A skin scarring disorder may also occur. The evolution is very often favorable with the continuation of the dressings.
Deep infection is exceptional. It may require further surgery and prolonged treatment with antibiotics. You are strongly advised not to smoke during the healing period, as smoking significantly increases the rate of infection.
Algodystrophy is a painful and inflammatory phenomenon that is still poorly understood. It is treated medically and can last several months (sometimes even years), resulting in specific care with appropriate rehabilitation, additional assessments and sometimes specific pain management. It is unpredictable in its occurrence as in its evolution and its potential sequelae.
Adhesive capsulitis is a shrinkage of the joint capsule resulting in a decrease in passive and active mobility of the shoulder. Of unknown origin, it recovers in about a year but can sometimes lead to partial sequelae stiffness. Nerve damage is exceptional.
Expected results
The goal of this surgery is to improve the overall function of your shoulder by eliminating pain. Calcifying tendinopathy is a disease of your tendon, it is not possible to remove your tendon otherwise your shoulder may no longer move. It is therefore sometimes necessary not to remove all the calcification in order to preserve your tendon. The more limited the calcifications, the better the chances of healing.

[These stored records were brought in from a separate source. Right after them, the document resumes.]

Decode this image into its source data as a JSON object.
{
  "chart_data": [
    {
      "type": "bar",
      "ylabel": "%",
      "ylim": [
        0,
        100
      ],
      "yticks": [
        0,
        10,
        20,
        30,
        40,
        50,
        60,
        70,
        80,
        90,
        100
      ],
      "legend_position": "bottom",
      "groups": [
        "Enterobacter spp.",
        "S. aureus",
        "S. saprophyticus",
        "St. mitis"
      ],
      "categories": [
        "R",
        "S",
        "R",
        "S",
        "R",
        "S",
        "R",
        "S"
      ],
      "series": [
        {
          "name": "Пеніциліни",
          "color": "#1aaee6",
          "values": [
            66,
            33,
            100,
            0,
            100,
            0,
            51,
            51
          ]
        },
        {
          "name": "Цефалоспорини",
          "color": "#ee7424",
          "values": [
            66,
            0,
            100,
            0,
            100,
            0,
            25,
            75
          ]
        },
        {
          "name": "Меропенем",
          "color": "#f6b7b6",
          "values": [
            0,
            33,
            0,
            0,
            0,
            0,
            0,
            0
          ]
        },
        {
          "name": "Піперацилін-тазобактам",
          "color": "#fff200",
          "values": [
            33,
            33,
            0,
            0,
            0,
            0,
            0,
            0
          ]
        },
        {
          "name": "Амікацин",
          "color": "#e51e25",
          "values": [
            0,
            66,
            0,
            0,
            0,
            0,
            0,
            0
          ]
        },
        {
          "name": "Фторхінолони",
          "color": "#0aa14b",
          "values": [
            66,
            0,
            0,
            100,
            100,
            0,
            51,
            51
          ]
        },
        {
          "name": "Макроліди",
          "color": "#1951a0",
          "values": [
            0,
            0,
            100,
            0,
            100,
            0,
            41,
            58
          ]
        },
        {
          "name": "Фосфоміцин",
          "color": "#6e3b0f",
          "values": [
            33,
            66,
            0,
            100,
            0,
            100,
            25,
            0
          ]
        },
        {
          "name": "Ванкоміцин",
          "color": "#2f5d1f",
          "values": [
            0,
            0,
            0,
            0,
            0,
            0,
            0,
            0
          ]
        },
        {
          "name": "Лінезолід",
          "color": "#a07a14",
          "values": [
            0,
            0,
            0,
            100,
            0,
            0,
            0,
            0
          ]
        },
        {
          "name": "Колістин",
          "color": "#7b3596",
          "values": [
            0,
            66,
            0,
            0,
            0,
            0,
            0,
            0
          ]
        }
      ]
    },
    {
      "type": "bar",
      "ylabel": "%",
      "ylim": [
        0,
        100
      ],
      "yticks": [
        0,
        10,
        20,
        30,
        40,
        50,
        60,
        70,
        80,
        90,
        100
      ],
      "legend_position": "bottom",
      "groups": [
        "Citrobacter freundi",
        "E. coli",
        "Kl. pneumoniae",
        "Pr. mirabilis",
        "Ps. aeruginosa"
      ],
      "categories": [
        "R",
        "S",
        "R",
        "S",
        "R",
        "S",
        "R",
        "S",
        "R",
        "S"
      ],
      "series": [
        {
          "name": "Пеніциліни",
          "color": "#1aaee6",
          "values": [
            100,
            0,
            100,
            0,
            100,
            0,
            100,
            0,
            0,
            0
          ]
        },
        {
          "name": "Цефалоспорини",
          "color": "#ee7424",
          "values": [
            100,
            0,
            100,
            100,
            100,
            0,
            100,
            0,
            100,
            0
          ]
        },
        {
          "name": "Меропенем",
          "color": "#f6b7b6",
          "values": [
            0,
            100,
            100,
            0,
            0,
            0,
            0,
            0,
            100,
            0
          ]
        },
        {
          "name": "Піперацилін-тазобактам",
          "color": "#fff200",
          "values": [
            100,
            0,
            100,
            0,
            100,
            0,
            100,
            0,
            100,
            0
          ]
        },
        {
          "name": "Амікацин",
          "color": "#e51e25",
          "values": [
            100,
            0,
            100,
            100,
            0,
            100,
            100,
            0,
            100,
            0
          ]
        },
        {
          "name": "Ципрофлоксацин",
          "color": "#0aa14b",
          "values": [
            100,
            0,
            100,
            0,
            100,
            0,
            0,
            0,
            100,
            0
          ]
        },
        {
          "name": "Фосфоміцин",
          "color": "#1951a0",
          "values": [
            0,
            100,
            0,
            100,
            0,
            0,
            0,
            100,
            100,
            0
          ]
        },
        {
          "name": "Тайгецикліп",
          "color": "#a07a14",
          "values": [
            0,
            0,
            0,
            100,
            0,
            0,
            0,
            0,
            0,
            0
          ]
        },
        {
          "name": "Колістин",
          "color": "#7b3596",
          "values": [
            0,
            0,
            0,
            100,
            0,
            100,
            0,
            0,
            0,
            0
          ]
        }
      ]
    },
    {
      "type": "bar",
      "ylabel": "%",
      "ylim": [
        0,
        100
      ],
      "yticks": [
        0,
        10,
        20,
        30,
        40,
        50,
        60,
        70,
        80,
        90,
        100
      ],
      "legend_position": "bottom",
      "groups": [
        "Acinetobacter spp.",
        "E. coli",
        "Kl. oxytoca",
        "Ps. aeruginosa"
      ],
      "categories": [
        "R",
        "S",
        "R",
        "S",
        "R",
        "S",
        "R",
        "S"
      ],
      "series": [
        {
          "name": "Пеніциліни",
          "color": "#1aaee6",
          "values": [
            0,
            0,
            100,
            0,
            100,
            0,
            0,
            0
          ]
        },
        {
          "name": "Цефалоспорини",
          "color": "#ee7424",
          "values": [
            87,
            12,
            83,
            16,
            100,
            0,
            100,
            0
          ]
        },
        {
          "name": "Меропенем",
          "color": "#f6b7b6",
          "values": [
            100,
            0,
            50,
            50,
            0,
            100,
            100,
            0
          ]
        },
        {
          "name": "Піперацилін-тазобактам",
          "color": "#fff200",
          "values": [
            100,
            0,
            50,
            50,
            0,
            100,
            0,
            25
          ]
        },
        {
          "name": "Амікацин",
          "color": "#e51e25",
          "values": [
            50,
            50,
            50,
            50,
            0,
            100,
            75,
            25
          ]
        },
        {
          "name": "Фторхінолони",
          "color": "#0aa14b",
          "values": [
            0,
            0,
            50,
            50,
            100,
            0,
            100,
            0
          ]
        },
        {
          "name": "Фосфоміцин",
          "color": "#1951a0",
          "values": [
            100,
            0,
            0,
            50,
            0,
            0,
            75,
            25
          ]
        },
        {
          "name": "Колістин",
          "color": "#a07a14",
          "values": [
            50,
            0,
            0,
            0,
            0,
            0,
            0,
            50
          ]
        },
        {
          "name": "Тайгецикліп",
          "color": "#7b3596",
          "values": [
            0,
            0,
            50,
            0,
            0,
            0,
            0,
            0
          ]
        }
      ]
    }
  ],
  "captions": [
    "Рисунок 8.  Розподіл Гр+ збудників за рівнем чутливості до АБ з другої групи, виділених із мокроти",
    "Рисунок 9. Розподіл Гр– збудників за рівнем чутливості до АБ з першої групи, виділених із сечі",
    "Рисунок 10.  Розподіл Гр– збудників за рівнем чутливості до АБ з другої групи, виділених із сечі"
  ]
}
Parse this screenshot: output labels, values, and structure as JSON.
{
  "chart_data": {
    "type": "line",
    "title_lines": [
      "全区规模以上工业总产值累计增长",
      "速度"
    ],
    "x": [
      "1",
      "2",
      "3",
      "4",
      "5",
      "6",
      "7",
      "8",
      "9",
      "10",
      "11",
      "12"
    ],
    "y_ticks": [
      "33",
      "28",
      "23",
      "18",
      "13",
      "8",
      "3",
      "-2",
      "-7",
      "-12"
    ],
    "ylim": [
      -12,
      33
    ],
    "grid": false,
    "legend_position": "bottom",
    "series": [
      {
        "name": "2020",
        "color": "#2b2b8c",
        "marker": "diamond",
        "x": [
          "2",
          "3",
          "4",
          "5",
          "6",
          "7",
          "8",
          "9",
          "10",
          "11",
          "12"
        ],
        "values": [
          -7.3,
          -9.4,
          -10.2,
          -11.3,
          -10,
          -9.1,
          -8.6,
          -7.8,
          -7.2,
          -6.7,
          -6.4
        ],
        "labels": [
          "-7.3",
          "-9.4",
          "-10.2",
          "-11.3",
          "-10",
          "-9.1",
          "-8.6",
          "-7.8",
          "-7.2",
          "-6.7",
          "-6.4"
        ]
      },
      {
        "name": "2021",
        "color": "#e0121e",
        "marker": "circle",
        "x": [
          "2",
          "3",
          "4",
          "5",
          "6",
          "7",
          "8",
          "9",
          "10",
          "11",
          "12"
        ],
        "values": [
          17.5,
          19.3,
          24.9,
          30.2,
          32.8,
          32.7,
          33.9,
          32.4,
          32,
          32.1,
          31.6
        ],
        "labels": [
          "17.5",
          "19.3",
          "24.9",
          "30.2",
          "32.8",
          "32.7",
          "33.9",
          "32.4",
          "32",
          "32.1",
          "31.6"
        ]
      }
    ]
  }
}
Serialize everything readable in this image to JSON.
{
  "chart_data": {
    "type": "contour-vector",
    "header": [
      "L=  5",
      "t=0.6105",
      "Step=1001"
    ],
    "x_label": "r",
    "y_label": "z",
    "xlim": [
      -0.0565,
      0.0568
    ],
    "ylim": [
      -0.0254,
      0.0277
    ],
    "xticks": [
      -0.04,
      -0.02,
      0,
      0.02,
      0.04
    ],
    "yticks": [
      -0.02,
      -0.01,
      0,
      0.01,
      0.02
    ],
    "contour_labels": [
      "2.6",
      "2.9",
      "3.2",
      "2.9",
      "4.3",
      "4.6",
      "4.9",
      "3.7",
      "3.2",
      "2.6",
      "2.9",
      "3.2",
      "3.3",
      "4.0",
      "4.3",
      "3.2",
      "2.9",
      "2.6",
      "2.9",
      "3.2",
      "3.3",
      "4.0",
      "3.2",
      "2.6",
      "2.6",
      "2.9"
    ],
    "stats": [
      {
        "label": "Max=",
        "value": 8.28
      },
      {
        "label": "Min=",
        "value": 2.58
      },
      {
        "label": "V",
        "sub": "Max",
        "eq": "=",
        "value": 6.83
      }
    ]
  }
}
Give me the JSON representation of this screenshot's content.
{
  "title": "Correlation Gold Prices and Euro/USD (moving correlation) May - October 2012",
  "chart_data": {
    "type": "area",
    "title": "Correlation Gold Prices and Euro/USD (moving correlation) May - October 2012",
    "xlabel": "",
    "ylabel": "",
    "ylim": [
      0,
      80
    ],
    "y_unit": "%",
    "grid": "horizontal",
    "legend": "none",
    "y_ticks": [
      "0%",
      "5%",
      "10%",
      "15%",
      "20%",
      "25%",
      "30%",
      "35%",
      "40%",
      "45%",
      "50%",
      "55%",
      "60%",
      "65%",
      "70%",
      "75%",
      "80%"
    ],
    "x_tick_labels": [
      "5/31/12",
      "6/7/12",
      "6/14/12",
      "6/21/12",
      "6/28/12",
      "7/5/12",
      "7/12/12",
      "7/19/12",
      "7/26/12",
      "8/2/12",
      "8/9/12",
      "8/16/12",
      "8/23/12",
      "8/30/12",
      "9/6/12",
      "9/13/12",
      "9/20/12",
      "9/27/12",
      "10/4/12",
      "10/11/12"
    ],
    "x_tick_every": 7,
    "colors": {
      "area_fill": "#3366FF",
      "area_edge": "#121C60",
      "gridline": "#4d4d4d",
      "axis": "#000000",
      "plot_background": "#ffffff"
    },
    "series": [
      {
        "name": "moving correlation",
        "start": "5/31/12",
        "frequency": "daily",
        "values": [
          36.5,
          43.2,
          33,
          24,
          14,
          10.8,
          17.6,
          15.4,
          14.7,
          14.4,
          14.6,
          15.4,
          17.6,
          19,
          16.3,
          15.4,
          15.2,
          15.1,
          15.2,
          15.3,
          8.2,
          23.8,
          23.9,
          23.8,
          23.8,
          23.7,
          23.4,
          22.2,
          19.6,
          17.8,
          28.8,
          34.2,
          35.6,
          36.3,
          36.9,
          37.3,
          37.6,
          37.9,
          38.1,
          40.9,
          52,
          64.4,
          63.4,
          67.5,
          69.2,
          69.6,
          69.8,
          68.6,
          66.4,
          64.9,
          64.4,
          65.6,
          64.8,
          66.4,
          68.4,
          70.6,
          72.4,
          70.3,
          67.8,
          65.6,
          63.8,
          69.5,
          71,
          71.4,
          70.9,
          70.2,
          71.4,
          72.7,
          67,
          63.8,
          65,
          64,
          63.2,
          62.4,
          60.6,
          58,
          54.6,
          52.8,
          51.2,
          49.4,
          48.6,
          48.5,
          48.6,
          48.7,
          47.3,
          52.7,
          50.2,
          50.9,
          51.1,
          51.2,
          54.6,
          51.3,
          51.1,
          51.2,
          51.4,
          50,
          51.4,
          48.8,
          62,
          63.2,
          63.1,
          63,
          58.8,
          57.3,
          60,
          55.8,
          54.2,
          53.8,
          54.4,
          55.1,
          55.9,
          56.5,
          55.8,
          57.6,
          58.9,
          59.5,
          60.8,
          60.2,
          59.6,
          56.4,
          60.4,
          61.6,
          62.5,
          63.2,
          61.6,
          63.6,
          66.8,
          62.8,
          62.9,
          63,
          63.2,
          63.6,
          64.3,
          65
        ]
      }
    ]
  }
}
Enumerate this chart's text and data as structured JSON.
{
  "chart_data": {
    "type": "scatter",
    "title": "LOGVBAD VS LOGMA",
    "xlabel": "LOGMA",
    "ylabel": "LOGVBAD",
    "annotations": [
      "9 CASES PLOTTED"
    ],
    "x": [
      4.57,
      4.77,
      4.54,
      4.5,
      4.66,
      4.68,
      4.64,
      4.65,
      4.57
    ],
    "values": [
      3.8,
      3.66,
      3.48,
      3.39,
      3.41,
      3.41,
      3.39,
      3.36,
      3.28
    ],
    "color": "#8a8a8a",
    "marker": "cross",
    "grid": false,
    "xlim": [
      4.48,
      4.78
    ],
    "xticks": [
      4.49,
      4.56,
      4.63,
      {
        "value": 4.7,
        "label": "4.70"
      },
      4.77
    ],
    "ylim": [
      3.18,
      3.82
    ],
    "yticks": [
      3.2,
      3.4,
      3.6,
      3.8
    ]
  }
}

Climatic or positional pain may persist over time, but the vast majority of preoperative pain gradually disappears.
Surgery for calcifying tendinopathy of the rotator cuff of the shoulder is a frequent surgical procedure in orthopedics. It is an operation that gives good results depending on the type of calcification operated. The purpose of this operation is to remove the disability induced by the rotator cuff lesion. In the absence of complications, this operation allows the patient to regain a physiological shoulder for his age.